NOTE H – FAIR VALUE OF FINANCIAL ASSETS AND LIABILITIES

The carrying value of the Company’s current financial instruments, which include cash and cash equivalents, accounts receivable, accounts payable, notes payable, and short-term debt, approximates its fair value because of the short-term maturity of these instruments. At March 31, 2013, the fair value of the Company’s long-term debt was estimated using discounted cash flows analysis, based on the Company’s current incremental borrowing rates for similar types of borrowing arrangements which are considered to be level two inputs. There have been no transfers in or out of level two for the three month period ended March 31, 2013. Based on the analysis performed, the fair value and the carrying value of the Company’s long-term debt approximates its carrying value as of March 31, 2013 and December 31, 2012.

 

                                 
    March 31, 2013     December 31, 2012  
    Fair Value     Carrying Value     Fair Value     Carrying Value  

Long-term debt and related current maturities

  $ 16,261     $ 16,261     $ 9,573     $ 9,573  
   

 

 

   

 

 

   

 

 

   

 

 

 

 

As a result of being a global company, the Company’s earnings, cash flows and financial position are exposed to foreign currency risk. The Company’s primary objective for holding derivative financial instruments is to manage foreign currency risks. The Company accounts for derivative instruments and hedging activities as either assets or liabilities in the Consolidated Balance Sheet and carries these instruments at fair value. Foreign currency derivative instruments outstanding are not designated as hedges for accounting purposes. The gains and losses related to mark-to-market adjustments are recognized as Other operating (income) expense on the Statement of Consolidated Income during the period in which the derivative instruments were outstanding. At March 31, 2013, the Company had no derivative instruments outstanding. The Company does not enter into any trading or speculative positions with regard to derivative instruments.
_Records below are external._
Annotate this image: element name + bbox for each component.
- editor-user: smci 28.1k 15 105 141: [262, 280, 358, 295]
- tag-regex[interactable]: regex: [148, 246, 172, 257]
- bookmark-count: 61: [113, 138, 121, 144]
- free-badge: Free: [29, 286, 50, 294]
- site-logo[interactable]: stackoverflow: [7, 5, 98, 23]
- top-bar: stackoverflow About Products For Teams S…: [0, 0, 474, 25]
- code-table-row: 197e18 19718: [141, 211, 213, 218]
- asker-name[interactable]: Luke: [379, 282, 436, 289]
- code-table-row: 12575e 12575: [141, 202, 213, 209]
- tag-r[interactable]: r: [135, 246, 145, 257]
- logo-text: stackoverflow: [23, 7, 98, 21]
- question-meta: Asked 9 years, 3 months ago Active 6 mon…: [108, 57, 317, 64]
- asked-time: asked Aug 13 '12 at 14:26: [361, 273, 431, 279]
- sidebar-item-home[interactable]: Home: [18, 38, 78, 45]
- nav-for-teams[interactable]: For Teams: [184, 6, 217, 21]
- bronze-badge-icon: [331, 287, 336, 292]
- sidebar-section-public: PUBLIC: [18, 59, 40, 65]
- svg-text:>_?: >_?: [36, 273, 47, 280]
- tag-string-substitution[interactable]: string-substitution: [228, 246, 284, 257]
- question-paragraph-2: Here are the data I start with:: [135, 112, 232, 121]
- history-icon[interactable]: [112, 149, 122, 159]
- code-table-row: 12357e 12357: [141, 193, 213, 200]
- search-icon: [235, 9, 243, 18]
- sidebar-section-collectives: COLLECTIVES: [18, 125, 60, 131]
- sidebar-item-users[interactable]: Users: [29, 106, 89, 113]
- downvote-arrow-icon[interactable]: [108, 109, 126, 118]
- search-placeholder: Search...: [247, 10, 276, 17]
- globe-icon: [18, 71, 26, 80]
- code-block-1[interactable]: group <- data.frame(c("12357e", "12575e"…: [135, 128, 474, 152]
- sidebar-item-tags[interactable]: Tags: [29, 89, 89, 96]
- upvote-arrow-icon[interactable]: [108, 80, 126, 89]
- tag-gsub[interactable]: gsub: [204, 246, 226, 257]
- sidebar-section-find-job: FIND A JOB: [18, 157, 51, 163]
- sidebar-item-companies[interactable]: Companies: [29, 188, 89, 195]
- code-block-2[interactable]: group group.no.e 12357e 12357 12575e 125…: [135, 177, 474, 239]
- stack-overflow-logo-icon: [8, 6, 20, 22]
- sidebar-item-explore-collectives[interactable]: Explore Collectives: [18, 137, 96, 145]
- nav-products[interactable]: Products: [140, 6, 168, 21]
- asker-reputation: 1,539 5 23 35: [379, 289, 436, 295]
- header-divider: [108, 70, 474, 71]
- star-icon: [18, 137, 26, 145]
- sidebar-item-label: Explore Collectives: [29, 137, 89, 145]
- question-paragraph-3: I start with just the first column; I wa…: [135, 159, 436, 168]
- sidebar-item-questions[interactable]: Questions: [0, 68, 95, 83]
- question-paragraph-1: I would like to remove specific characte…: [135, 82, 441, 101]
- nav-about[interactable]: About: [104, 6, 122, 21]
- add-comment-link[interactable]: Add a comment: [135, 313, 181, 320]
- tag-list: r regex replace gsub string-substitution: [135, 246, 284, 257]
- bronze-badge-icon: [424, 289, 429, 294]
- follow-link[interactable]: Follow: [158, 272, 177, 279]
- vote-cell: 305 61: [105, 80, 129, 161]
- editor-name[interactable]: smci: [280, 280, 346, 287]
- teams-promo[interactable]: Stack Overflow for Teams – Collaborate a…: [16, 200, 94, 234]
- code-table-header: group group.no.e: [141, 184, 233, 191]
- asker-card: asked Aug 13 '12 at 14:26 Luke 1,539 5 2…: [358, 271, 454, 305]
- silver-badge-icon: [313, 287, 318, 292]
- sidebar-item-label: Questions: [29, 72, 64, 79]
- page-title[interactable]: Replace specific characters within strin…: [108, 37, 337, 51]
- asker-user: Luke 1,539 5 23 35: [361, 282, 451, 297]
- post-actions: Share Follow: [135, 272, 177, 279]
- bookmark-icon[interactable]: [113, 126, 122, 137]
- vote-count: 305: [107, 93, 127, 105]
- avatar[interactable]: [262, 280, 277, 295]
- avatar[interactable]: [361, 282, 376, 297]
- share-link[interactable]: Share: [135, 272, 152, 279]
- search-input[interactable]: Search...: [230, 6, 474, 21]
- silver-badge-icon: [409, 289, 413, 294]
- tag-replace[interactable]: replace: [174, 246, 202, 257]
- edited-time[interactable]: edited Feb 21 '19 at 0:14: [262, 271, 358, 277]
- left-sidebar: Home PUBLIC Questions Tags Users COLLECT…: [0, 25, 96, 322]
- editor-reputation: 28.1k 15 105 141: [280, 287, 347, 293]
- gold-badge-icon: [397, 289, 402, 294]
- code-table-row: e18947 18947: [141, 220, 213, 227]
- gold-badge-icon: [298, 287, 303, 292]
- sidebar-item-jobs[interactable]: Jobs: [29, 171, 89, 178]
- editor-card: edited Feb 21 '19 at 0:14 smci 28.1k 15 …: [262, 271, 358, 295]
As part of the January 31, 2012 Purchase Agreement to acquire Australian Electricity Systems PTY Ltd (AES), the Company recorded an additional earn-out consideration payment of $1.2 million US dollars. This amount represented the fair value of the earn-out consideration based on AES achieving a financial performance target over the twelve months ended June 30, 2012. The Company finalized the AES contingent consideration arrangement to $.4 million in 2012 which was paid to the former owner in April 2013.

Also, the Company acquired all the assets of Forma Line Industries CC on March 1, 2012 located in South Africa. As part of the Purchase Agreement for this acquisition, the Company entered into a one-year earn-out contingent consideration arrangement that ended on March 1, 2013. The fair value of this contingent consideration arrangement was $.1 million and was paid in March 2013.